Ostthüringer Zeitung vom 01.09.2008
Aufschlüsse auch übers "Fest der Völker"
Das Portal von
"Blood and Honour" mit Hinweis, dass mögliche nationalistische
und rassistische Inhalte nach US-Gesetzen nicht strafbar seien.
Antifa-Hacker knacken weltweites Neonazi-Netzwerk "Blood and Honour"
- Katharina König zu ersten Erkenntnissen aus Jenaer Sicht
Jena (OTZ). Wie die "Frankfurter Rundschau" am Sonnabend meldete,
sei es der sogenannten " Daten-Antifa" gelungen, mit "Blood and
Honour" eines der weltweit größten Neonazi-Netzwerke im Internet
zu zerschlagen worden.
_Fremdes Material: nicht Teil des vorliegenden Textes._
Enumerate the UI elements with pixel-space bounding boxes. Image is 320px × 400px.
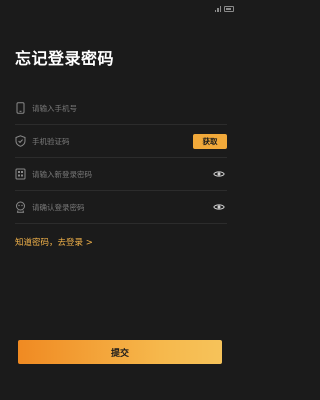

Danach war es Hackern am Freitag gelungen, die Zugangscodes
zum "Blood and Honour -Netzwerk zu knacken und fast 32 000 Datensätze
zu kopieren, darunter etwa 500 aus Deutschland, wo das "Blood and Honour"-Netzwerk
seit acht Jahren als verfassungsfeindliche Gruppierung verboten ist.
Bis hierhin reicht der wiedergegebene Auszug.